Shahzad M Shamim, Khalid Hameed.
Surgically treated Rectal Prolapse: Experience at a teaching hospital.
J Pak Med Assoc Jan ;55(6):247-50.

Objective: To analyze our results regarding the surgical treatment of complete rectal prolapse performed at the Aga Khan University Hospital, from January 1988 to December 2003. Methods: Files were retrieved from our medical records and data was reviewed for all adult patients admitted and operated upon for complete rectal prolapse during our study period. Long-term follow-ups were obtained through these files and also by contacting patients through telephone and letters. Data was recorded in a standardized two-page proforma and analysis was carried out between different variables using SPSS 10.0. Results: A total number of twenty surgeries (n=20) were performed. All patients had the presenting complaint of something coming out of anus, 70% (n=14) patients complained of some bleeding per rectum, 30% (n= 6) had anal pain and 20% (n=4) had faecal incontinence. Chronic constipation was found in 50% (n=10) patients, obstructive uropathy in 30% (n=6), weight loss, chronic cough and mental illness, each in 10 % (n=2) of patients. Primary procedure was carried out in 70% patients. Mean operative time was 178 minutes; mean length of stay was 7 days with a mean follow-up of 25 months.
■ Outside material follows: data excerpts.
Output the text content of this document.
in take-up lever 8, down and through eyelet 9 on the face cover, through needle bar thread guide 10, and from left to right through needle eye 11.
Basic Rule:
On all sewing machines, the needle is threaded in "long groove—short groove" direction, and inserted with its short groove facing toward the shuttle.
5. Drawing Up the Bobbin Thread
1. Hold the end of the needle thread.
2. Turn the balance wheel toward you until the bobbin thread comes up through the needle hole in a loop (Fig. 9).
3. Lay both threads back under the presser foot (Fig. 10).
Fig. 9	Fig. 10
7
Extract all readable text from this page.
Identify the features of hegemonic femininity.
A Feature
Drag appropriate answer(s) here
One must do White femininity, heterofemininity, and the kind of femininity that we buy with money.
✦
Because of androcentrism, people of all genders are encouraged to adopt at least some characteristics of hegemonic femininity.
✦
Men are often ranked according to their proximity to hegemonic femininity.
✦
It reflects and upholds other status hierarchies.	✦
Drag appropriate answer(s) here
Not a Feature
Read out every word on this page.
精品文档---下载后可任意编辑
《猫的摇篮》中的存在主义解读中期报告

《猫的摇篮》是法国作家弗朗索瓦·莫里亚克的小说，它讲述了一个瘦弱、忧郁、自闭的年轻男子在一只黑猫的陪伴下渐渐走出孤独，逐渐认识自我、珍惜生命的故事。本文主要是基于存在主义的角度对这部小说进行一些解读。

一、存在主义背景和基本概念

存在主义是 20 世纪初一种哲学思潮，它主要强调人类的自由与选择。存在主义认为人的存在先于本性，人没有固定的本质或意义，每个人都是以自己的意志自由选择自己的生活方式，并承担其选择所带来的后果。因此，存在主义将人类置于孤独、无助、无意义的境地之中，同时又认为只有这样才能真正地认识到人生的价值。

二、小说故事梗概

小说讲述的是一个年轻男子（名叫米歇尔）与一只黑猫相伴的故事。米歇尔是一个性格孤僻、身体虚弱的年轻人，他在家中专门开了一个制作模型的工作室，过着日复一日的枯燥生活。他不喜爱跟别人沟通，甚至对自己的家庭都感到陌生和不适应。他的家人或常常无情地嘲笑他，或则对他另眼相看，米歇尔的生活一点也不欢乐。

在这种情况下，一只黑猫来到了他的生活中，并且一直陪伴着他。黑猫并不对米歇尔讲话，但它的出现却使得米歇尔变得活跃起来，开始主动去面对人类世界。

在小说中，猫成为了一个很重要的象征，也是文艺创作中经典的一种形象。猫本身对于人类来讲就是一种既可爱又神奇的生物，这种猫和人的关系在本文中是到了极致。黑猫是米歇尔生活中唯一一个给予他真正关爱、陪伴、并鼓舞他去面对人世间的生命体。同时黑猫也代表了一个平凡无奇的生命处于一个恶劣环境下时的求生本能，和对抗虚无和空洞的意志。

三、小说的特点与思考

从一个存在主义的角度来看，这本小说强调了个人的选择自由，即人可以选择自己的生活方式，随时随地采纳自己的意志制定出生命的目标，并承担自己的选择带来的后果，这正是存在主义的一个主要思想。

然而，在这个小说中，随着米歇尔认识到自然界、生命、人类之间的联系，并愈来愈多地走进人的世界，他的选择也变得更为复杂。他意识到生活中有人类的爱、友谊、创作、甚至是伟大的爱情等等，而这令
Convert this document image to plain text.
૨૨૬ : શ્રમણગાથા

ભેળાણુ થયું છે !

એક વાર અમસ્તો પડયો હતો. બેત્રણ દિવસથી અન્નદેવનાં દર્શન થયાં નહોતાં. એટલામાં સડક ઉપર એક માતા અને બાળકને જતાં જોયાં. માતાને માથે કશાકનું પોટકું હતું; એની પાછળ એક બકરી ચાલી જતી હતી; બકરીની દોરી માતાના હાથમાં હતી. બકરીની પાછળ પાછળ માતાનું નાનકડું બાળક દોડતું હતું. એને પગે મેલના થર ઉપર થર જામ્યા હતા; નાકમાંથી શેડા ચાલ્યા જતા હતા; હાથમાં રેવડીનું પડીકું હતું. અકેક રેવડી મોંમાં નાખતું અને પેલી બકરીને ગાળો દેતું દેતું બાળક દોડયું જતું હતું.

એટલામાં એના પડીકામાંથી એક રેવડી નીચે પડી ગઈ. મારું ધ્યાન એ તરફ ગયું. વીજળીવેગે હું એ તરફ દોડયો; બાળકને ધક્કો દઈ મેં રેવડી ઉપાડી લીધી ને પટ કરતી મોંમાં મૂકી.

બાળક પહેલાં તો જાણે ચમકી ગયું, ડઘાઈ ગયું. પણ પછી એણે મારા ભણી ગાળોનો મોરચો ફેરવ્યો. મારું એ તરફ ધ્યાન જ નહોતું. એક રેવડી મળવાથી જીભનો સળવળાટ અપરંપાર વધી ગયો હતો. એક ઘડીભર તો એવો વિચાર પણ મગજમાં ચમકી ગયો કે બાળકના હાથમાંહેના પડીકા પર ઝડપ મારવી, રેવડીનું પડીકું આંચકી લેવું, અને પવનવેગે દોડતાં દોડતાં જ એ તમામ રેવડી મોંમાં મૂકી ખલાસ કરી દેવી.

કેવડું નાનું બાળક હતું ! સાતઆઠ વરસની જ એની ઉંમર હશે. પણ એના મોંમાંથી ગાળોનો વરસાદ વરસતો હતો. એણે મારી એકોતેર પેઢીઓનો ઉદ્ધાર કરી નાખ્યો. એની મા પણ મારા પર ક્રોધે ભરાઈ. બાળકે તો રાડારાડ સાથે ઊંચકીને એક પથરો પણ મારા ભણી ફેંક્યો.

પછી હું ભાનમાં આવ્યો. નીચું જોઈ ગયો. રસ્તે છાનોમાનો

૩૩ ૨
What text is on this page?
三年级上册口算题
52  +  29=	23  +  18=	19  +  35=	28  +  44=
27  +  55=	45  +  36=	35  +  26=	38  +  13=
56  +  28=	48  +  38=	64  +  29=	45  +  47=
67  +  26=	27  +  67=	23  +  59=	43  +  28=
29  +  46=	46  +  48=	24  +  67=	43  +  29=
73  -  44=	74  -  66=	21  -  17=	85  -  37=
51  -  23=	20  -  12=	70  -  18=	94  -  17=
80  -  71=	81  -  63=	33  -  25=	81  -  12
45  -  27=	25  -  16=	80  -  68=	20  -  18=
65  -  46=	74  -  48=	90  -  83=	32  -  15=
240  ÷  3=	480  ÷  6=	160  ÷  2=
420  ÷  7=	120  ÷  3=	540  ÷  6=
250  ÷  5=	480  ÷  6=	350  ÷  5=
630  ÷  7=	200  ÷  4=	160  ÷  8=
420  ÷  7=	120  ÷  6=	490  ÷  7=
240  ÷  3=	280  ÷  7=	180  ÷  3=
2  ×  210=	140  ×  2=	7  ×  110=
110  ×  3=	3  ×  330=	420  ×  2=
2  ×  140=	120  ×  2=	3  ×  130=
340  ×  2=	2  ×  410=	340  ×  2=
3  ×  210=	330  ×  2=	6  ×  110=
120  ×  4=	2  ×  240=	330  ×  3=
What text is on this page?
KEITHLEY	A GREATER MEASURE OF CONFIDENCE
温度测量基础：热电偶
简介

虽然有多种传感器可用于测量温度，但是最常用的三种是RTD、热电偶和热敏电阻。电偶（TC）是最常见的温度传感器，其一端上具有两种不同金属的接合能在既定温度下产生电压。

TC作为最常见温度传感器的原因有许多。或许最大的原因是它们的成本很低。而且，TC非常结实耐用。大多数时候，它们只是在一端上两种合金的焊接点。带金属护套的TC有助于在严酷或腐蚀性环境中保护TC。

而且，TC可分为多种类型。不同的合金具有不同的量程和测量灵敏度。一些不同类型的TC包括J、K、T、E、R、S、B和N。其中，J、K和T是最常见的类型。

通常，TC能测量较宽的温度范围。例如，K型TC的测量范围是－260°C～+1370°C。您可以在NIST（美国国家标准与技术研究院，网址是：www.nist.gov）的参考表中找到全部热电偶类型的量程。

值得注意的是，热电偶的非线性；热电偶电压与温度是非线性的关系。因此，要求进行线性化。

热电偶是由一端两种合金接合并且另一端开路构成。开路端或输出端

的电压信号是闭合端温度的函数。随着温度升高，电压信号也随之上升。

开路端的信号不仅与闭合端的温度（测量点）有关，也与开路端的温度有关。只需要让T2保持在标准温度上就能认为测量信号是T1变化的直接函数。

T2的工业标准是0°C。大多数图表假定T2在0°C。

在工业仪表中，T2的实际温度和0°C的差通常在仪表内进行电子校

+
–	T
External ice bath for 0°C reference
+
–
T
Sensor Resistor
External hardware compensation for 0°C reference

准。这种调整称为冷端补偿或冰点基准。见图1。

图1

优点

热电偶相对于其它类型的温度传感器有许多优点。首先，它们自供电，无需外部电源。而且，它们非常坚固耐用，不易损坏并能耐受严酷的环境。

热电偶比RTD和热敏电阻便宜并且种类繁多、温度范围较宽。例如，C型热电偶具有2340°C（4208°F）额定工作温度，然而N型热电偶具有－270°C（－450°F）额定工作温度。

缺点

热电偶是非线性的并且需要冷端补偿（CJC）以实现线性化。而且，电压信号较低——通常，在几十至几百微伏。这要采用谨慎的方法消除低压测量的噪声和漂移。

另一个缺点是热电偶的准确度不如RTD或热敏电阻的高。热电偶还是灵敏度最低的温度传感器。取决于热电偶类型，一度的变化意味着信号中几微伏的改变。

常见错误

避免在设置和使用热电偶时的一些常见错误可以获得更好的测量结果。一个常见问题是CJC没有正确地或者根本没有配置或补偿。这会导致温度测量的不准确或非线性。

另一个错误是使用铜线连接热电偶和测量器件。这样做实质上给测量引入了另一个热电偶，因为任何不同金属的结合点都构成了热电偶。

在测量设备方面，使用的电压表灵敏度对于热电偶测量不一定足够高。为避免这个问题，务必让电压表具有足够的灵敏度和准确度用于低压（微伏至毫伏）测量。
Early complications were noted in 5% (n=1) patients, and late complications in 30% (n=6). Based on this data, comparative analysis was carried out between different variables. Conclusions: Surgery is the only treatment for rectal prolapse in adults. Several procedures are done suggesting that there is no standard treatment for this ailment. The number of male patients was higher, chronic constipation was the most common risk factor, abdominal rectopexy was the favored procedure, perineal procedures were associated with shorter operative time, hospital stay, and were done more often in females and elderly. Revision surgery was associated with longer operative time and hospital stay (JPMA 55:247;2005).